Photo collage for Sub to Space.


"Right after I got my degree I was put in charge of 24 three-stage solid rockets on an SSBN," he said. "While inspecting the payload side of those missiles, my astronautical engineering degree gave me a lot of perspective of how the propulsion and navigation systems worked."

In July 2014, McGinnis headed to Houston - USS Houston that is - where he took command of the Los Angeles-class fast attack submarine. For two years he skippered the warship that appeared in The Hunt for Red October and carried the proud legacy of a World War II cruiser that was lost heroically fighting the Japanese in the Sunda Strait.

His time as commanding officer of Houston provided McGinnis with his most rewarding moment as a naval officer to date, as he brought the submarine home to Pearl Harbor in October 2015 after successfully completing its final deployment.

"Houston is the submarine I have had the privilege of leading. We practiced our mission skills for eight months prior to deployment and I could not be prouder of how the entire team grew during that period of time and of the work they accomplished while deployed. We took one of the Navy's oldest submarines 35,000 miles and didn't miss a single hour of operational time due to being broken or any other issues."

Prior to Houston's final cruise, NASA put out a call for those interested to apply to become an astronaut. McGinnis took the initiative and applied. This was not his first attempt at a formal application.

"I did apply the last two times (that NASA called for applicants to the astronaut corps) but the Navy had selected me for command of a submarine," McGinnis said.

The selection process is tough he acknowledges. "Over 18,000 people applied for about 14 slots," McGinnis explained. No matter what the end results may be, he remains grateful for the goal of becoming an astronaut.

"Without the challenge of becoming an astronaut I probably wouldn't have gone to graduate school, stayed in the Navy or become a pilot," said McGinnis. "I cannot imagine my life without those accomplishments."

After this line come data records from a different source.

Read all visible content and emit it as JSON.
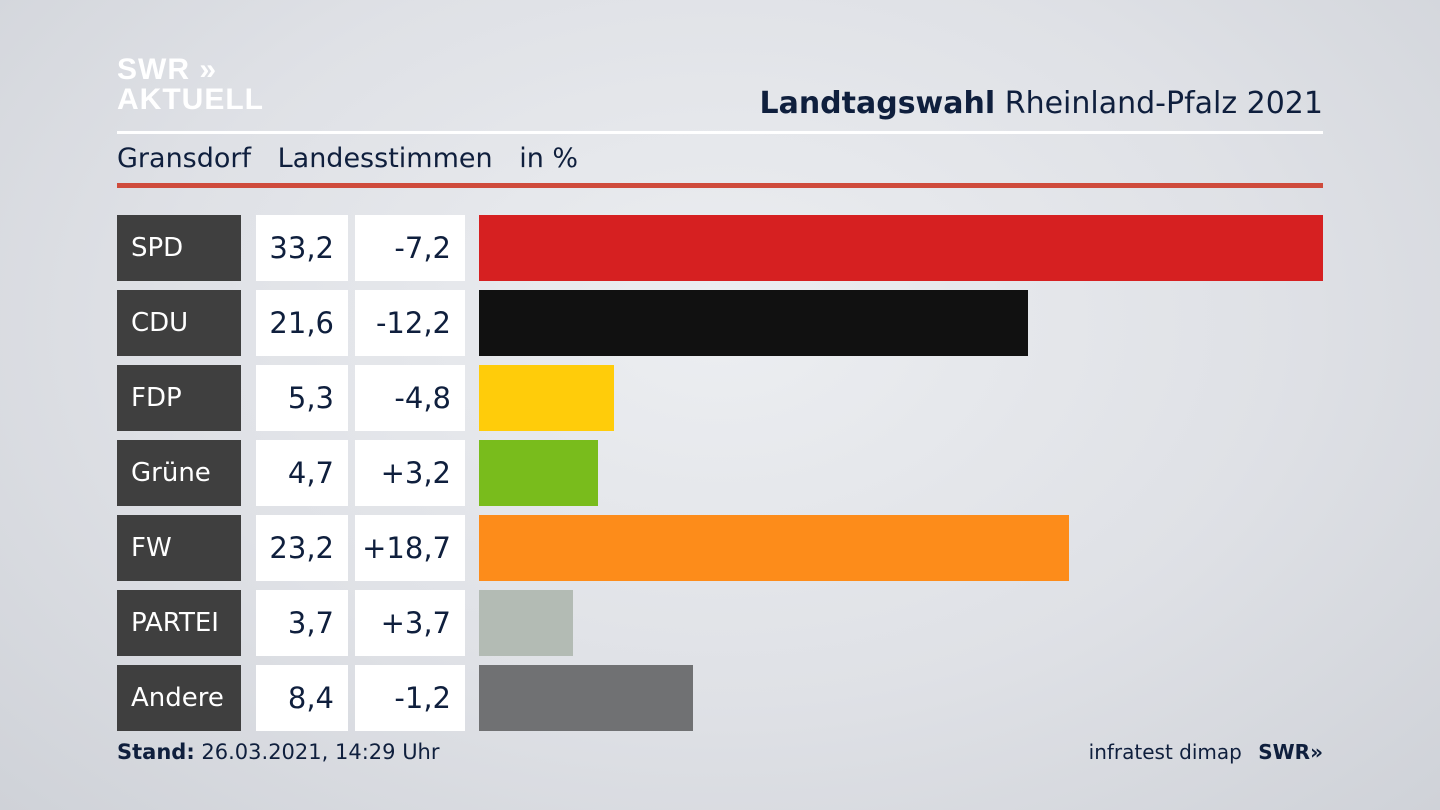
{
  "brand": {
    "line1": "SWR »",
    "line2": "AKTUELL"
  },
  "title": {
    "bold": "Landtagswahl",
    "rest": "Rheinland-Pfalz 2021"
  },
  "subtitle": {
    "place": "Gransdorf",
    "measure": "Landesstimmen",
    "unit": "in %"
  },
  "footer": {
    "stand_label": "Stand:",
    "stand_value": "26.03.2021, 14:29 Uhr",
    "source": "infratest dimap",
    "source_brand": "SWR»"
  },
  "chart_data": {
    "type": "bar",
    "orientation": "horizontal",
    "title": "Landtagswahl Rheinland-Pfalz 2021",
    "subtitle": "Gransdorf Landesstimmen in %",
    "categories": [
      "SPD",
      "CDU",
      "FDP",
      "Grüne",
      "FW",
      "PARTEI",
      "Andere"
    ],
    "values": [
      33.2,
      21.6,
      5.3,
      4.7,
      23.2,
      3.7,
      8.4
    ],
    "labels": [
      "33,2",
      "21,6",
      "5,3",
      "4,7",
      "23,2",
      "3,7",
      "8,4"
    ],
    "changes": [
      "-7,2",
      "-12,2",
      "-4,8",
      "+3,2",
      "+18,7",
      "+3,7",
      "-1,2"
    ],
    "colors": [
      "#d62021",
      "#111111",
      "#ffcc0a",
      "#79bc1c",
      "#fd8c1a",
      "#b3bbb4",
      "#707173"
    ],
    "xlim": [
      0,
      33.2
    ],
    "grid": false,
    "legend": "none"
  }
}
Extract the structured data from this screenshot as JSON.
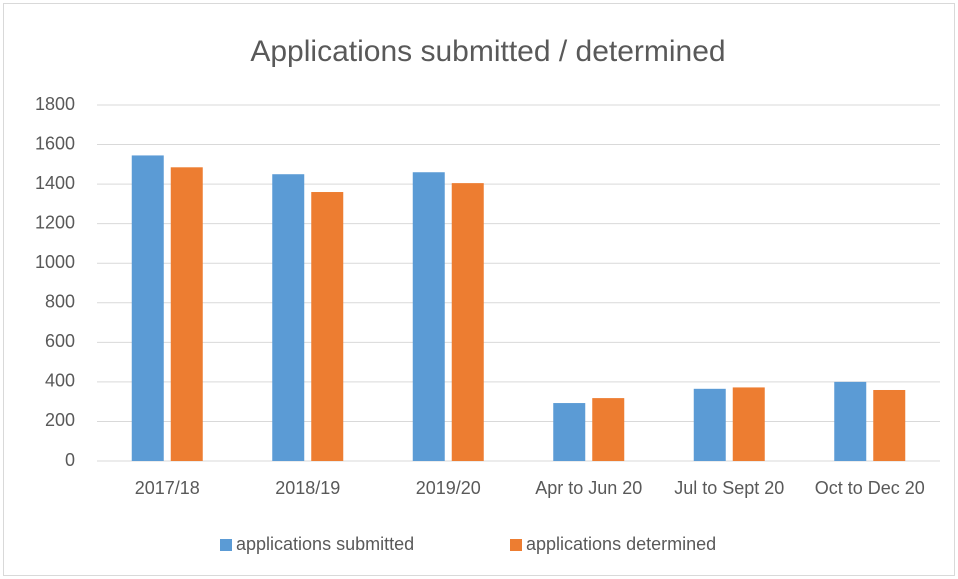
{
  "chart_data": {
    "type": "bar",
    "title": "Applications submitted / determined",
    "categories": [
      "2017/18",
      "2018/19",
      "2019/20",
      "Apr to Jun 20",
      "Jul to Sept 20",
      "Oct to Dec 20"
    ],
    "series": [
      {
        "name": "applications submitted",
        "color": "#5b9bd5",
        "values": [
          1545,
          1450,
          1460,
          293,
          365,
          400
        ]
      },
      {
        "name": "applications determined",
        "color": "#ed7d31",
        "values": [
          1485,
          1360,
          1405,
          318,
          372,
          359
        ]
      }
    ],
    "ylim": [
      0,
      1800
    ],
    "yticks": [
      0,
      200,
      400,
      600,
      800,
      1000,
      1200,
      1400,
      1600,
      1800
    ],
    "grid": true,
    "legend": "bottom"
  }
}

The Richmond, Virginia, native said that his dream of becoming an astronaut has had a positive impact on his marriage as well. "My wife decided to learn to fly with me and then continued on to become an airline pilot. She had previously been a kindergarten teacher.

"Just the small challenge to explore space has led us to so much of a richer life, so if we don't end up going to Houston, we will both be thankful that the opportunity existed," McGinnis said.

No matter how the selection process with NASA advances, the would-be submariner-turned-astronaut, remains appreciative of his experiences and hopeful for the future. "It is a real privilege to be a part of the submarine force and lead the finest Sailors in any fleet. To have the opportunity to join another high caliber, high performing team would be an absolute dream."